Para ME/EPP, há plano especial mais simples (parcelamento até 36 parcelas, correção e juros legais), com quóruns próprios.
Assembleia de Credores e quóruns
Apresentado o PRJ, qualquer credor pode objetar em 30 dias. Havendo objeção, convoca-se a Assembleia-Geral de Credores (AGC), dividida em quatro classes:
- Classe I: trabalhistas e por acidente do trabalho.
- Classe II: com garantia real.
- Classe III: quirografários (sem garantia), inclusive bancários e fornecedores.
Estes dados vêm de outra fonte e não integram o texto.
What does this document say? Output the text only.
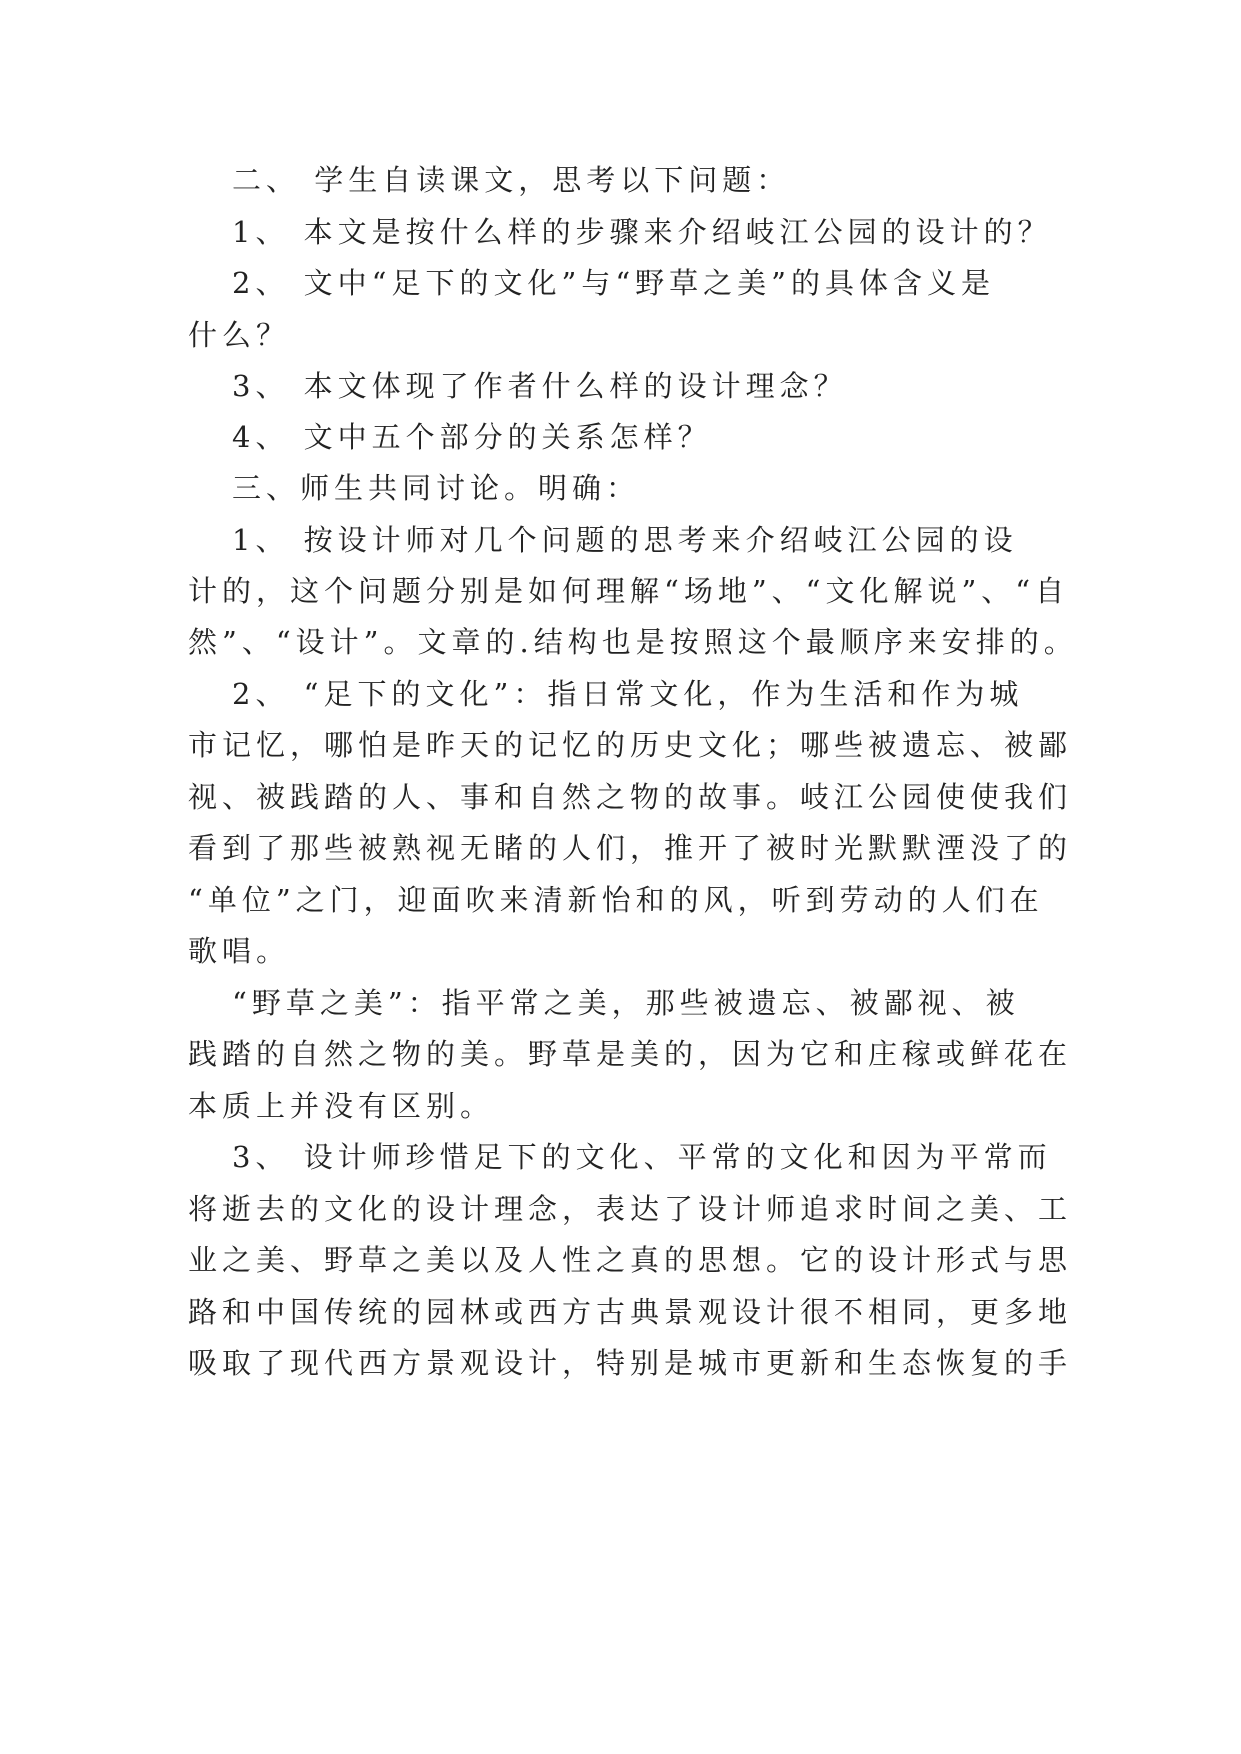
二、 学生自读课文，思考以下问题：
1、 本文是按什么样的步骤来介绍岐江公园的设计的？
2、 文中“足下的文化”与“野草之美”的具体含义是
什么？
3、 本文体现了作者什么样的设计理念？
4、 文中五个部分的关系怎样？
三、师生共同讨论。明确：
1、 按设计师对几个问题的思考来介绍岐江公园的设
计的，这个问题分别是如何理解“场地”、“文化解说”、“自
然”、“设计”。文章的.结构也是按照这个最顺序来安排的。
2、 “足下的文化”：指日常文化，作为生活和作为城
市记忆，哪怕是昨天的记忆的历史文化；哪些被遗忘、被鄙
视、被践踏的人、事和自然之物的故事。岐江公园使使我们
看到了那些被熟视无睹的人们，推开了被时光默默湮没了的
“单位”之门，迎面吹来清新怡和的风，听到劳动的人们在
歌唱。
“野草之美”：指平常之美，那些被遗忘、被鄙视、被
践踏的自然之物的美。野草是美的，因为它和庄稼或鲜花在
本质上并没有区别。
3、 设计师珍惜足下的文化、平常的文化和因为平常而
将逝去的文化的设计理念，表达了设计师追求时间之美、工
业之美、野草之美以及人性之真的思想。它的设计形式与思
路和中国传统的园林或西方古典景观设计很不相同，更多地
吸取了现代西方景观设计，特别是城市更新和生态恢复的手
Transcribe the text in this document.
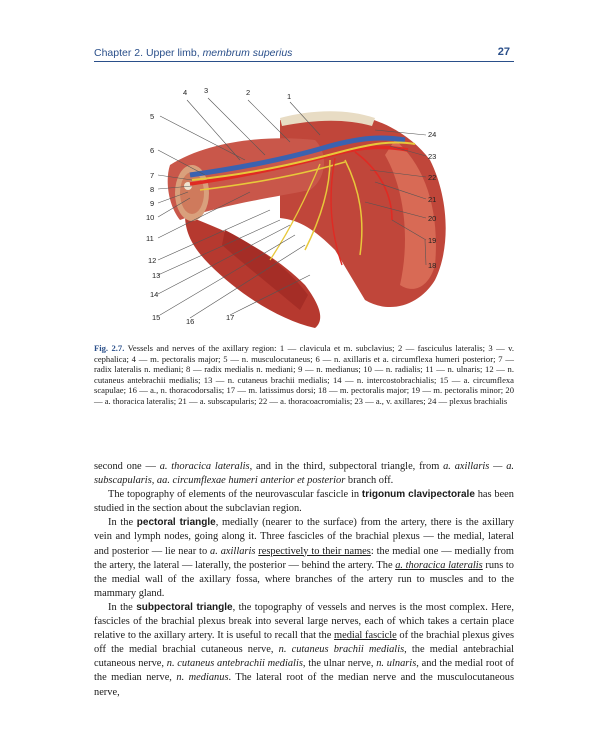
Chapter 2. Upper limb, membrum superius	27
4 3	2	1
5
6
7
8
9
10
11
12
13
14
15	16	17
24
23
22
21
20
19
18
Fig. 2.7. Vessels and nerves of the axillary region: 1 — clavicula et m. subclavius; 2 — fasciculus lateralis; 3 — v. cephalica; 4 — m. pectoralis major; 5 — n. musculocutaneus; 6 — n. axillaris et a. circumflexa humeri posterior; 7 — radix lateralis n. mediani; 8 — radix medialis n. mediani; 9 — n. medianus; 10 — n. radialis; 11 — n. ulnaris; 12 — n. cutaneus antebrachii medialis; 13 — n. cutaneus brachii medialis; 14 — n. intercostobrachialis; 15 — a. circumflexa scapulae; 16 — a., n. thoracodorsalis; 17 — m. latissimus dorsi; 18 — m. pectoralis major; 19 — m. pectoralis minor; 20 — a. thoracica lateralis; 21 — a. subscapularis; 22 — a. thoracoacromialis; 23 — a., v. axillares; 24 — plexus brachialis

second one — a. thoracica lateralis, and in the third, subpectoral triangle, from a. axillaris — a. subscapularis, aa. circumflexae humeri anterior et posterior branch off.

The topography of elements of the neurovascular fascicle in trigonum clavipectorale has been studied in the section about the subclavian region.

In the pectoral triangle, medially (nearer to the surface) from the artery, there is the axillary vein and lymph nodes, going along it. Three fascicles of the brachial plexus — the medial, lateral and posterior — lie near to a. axillaris respectively to their names: the medial one — medially from the artery, the lateral — laterally, the posterior — behind the artery. The a. thoracica lateralis runs to the medial wall of the axillary fossa, where branches of the artery run to muscles and to the mammary gland.

In the subpectoral triangle, the topography of vessels and nerves is the most complex. Here, fascicles of the brachial plexus break into several large nerves, each of which takes a certain place relative to the axillary artery. It is useful to recall that the medial fascicle of the brachial plexus gives off the medial brachial cutaneous nerve, n. cutaneus brachii medialis, the medial antebrachial cutaneous nerve, n. cutaneus antebrachii medialis, the ulnar nerve, n. ulnaris, and the medial root of the median nerve, n. medianus. The lateral root of the median nerve and the musculocutaneous nerve,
- Classe IV: microempresas e EPP.
O plano é aprovado pelo voto favorável em cada classe, observados quóruns de maioria simples de credores presentes e mais da metade do valor dos créditos votantes (regras específicas por classe). Em rejeição pontual, o juiz ainda pode conceder por cram down (art. 58, §1º), se atendidos requisitos como aprovação por, no mínimo, três das quatro classes (ou duas quando só houver três), inexistência de tratamento mais gravoso que o de liquidação e atendimento de mínimos de voto em valor/pessoas.
Efeitos jurídicos do deferimento e da concessão
- Manutenção de contratos essenciais e possibilidade de revisão de cláusulas ipso facto (que preveem rescisão por RJ), evitando a ruptura de insumos críticos.
- Suspensão de execuções e atos constritivos sobre créditos sujeitos; possibilidade de substituição de garantias e liberação de penhoras para viabilizar o PRJ.
- Tratamento dos trabalhistas: prioridade de pagamento (créditos vencidos há até 3 meses limitados; demais conforme plano).
- Tributos: negociáveis por transação tributária (Lei 13.988/2020) e parcelamentos especiais; a RJ não extingue o dever fiscal.
Execução do plano, fiscalização e encerramento
Concedida a RJ (homologado o plano), o devedor cumpre suas obrigações sob fiscalização por 2 anos. O descumprimento relevante pode levar à convolação em falência. Após esse período, o processo pode ser encerrado, prosseguindo o cumprimento do PRJ em juízo ou por meios privados, conforme estipulado.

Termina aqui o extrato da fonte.